Cordilleran Section - 108th Annual Meeting (29–31 March 2012)

Paper No. 1
Presentation Time: 14:30


WEBER, Bodo, Departamento de Geología, CICESE, Carretera Ensenada-Tijuana No. 3918, Zona Palyitas, Ensenada, B.C, 22860, Mexico, SCHERER, Erik E., Institut für Mineralogie, Universität Münster, Corrensstrasse 24, D-48149, Münster, Germany, MARTENS, Uwe K., Tectonic Analysis Ltd, 1315 Alma Ave, Ste 134, Walnut Creek, CA 94596 and MEZGER, Klaus, Institut für Geologie, Universität Bern, Baltzerstrasse 1-3, Bern, 3012, Switzerland,

The Yucatan peninsula, which forms part of the Maya block of Central America, contains lower Paleozoic rocks in the Maya Mountains of Belize. The pre-Mesozoic geologic history of the Maya block is related to the evolution of the mid-Proterozoic basement in Mexico (Oaxaquia), other Paleozoic peri-Gondwanan terranes, and the Pan-African-Brasiliano type basement of Florida. Detrital zircon grains from Lower Paleozoic sedimentary rocks in the Yucatan Peninsula have an age distribution characterized by major probability peaks at ~1.0, ~1.2, and ~1.5 Ga. Here, we present new Lu-Hf data (solution MC-ICPMS) paired with U-Pb ages (ID-TIMS), which yields precise information about the time and geochemical environment of zircon growth.

The 176Hf/177Hf(i) of ~1.0 Ga detrital zircon grains lie on a crustal evolution trajectory similar to that defined by older, ~1.2 to ~1.5 Ga grains. This trajectory is consistent with those that would be produced by crustal reservoirs that separated from the depleted mantle between 1.70 and 2.05 Ga. However, some grains have less radiogenic 176Hf/177Hf(i) indicating influence from older cratonic crust. Zircon grains from granitoids that intruded the Early Paleozoic sedimentary rocks yielded crystallization ages from ~415 to ~400 Ma. More radiogenic Hf isotope ratios indicate anatexis of a crustal reservoir that is distinct from that of the sedimentary rocks.
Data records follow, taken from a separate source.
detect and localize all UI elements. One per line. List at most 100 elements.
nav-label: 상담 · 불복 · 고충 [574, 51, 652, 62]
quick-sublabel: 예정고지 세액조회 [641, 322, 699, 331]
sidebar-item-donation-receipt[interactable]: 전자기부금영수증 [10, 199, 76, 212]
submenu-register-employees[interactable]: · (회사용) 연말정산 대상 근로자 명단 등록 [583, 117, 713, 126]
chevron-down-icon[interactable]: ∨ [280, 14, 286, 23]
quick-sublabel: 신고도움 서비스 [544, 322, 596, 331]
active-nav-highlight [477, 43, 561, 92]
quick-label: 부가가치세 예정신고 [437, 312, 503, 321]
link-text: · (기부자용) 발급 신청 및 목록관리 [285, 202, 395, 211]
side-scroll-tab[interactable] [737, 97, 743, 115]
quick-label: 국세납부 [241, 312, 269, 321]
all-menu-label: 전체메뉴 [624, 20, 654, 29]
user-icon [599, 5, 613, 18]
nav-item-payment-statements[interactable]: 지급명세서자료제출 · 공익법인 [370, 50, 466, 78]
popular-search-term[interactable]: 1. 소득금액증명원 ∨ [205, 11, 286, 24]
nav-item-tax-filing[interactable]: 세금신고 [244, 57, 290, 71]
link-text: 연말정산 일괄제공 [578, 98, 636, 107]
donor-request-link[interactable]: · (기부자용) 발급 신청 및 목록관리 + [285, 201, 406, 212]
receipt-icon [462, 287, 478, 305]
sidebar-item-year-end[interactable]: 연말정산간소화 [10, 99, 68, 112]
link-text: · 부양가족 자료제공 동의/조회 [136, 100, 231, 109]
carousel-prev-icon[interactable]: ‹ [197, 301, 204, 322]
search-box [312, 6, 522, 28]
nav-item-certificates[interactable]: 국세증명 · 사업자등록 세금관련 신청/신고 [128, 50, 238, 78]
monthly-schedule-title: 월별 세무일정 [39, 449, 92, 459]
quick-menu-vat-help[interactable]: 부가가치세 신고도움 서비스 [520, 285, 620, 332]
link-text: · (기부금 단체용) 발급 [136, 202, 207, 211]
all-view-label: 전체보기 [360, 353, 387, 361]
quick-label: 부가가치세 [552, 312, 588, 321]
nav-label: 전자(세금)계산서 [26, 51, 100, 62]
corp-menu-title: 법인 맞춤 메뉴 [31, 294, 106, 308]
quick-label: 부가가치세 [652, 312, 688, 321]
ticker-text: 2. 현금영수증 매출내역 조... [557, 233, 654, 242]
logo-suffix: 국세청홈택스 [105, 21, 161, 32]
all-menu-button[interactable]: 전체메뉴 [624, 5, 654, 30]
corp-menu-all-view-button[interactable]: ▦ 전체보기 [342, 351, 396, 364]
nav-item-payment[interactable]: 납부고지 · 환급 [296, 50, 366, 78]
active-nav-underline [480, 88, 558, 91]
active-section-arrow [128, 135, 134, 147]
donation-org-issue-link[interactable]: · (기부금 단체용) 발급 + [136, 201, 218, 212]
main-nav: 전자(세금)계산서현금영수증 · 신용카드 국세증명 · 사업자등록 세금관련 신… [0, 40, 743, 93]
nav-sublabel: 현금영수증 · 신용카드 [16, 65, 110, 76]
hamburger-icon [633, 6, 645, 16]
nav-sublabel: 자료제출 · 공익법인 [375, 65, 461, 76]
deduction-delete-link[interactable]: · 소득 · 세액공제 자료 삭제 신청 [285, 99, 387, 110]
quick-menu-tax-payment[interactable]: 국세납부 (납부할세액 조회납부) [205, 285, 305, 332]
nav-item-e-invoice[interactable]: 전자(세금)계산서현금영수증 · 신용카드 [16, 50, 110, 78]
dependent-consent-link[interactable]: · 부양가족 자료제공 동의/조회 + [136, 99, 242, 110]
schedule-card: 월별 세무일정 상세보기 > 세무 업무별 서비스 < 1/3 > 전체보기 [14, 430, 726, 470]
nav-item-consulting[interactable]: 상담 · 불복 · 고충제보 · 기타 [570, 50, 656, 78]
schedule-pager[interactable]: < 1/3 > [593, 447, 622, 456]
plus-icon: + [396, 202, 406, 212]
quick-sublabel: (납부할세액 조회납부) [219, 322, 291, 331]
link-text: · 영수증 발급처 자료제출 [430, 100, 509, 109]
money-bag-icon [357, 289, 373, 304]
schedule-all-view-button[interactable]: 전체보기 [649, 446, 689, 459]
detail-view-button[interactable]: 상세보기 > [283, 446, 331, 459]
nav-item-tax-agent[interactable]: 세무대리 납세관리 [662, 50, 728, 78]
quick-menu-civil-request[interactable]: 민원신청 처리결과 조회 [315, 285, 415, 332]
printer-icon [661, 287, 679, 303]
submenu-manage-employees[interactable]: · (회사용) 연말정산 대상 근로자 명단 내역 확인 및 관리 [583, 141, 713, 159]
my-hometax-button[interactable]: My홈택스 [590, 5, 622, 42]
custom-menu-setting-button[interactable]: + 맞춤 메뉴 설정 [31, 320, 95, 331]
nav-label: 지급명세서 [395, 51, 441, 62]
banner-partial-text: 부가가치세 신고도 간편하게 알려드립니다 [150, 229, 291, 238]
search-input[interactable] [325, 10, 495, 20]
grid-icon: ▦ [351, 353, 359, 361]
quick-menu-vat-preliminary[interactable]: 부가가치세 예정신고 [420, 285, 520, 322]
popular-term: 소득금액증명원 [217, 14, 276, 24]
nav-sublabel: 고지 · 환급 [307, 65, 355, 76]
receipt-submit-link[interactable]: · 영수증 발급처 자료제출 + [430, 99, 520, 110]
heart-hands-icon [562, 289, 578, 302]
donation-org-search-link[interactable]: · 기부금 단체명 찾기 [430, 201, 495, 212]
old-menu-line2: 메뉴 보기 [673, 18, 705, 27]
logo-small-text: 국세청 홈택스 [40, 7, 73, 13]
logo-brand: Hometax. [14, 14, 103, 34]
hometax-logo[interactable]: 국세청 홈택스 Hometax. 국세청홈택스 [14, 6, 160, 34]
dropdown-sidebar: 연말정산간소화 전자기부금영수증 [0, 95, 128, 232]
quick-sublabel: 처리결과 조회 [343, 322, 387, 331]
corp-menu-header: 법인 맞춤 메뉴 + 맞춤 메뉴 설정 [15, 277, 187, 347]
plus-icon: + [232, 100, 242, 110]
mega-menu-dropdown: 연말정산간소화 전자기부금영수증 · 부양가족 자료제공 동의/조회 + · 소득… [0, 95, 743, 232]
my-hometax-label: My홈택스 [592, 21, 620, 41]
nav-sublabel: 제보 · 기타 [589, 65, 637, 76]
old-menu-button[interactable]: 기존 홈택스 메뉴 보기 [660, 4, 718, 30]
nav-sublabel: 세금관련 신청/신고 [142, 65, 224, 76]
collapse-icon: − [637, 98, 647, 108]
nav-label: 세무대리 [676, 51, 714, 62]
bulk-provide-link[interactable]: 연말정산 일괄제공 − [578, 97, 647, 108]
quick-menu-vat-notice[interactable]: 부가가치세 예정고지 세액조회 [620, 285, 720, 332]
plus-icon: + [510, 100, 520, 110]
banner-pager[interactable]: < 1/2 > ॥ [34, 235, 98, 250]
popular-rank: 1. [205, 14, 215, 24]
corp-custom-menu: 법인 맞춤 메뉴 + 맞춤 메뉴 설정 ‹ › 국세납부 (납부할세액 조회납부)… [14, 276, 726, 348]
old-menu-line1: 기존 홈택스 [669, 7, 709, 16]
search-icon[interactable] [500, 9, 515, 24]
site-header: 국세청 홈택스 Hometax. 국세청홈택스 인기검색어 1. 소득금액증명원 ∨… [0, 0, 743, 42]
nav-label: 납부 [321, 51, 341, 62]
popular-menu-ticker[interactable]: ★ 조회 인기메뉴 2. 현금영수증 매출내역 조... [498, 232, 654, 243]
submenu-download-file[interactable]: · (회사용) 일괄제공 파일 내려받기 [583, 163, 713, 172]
The Sm-Nd systematics of whole rock samples further support the results from the Hf isotopes in zircon grains.

The data suggest a more continental provenance for the sedimentary rocks from Yucatan as compared to typical Oaxaquia outcrops in southern and central Mexico. The results indicate that sediments were shed either from mid-Proterozoic complexes of NW Amazonia or from similar continental sequences that were thrust over Oaxaquia during the Grenville orogeny and subsequently eroded in the early Paleozoic. Integrating the data into a new model, the southern Maya block formed during the opening of the Rheic Ocean along the western margin of Amazonia adjacent to Oaxaquia. The paucity of Ediacaran (Pan African-Brasiliano) signatures implies that before the Silurian, the southern Maya block evolved geographically separated from NW Yucatan and Florida, where Pan African-Brasiliano crystalline rocks have been reported.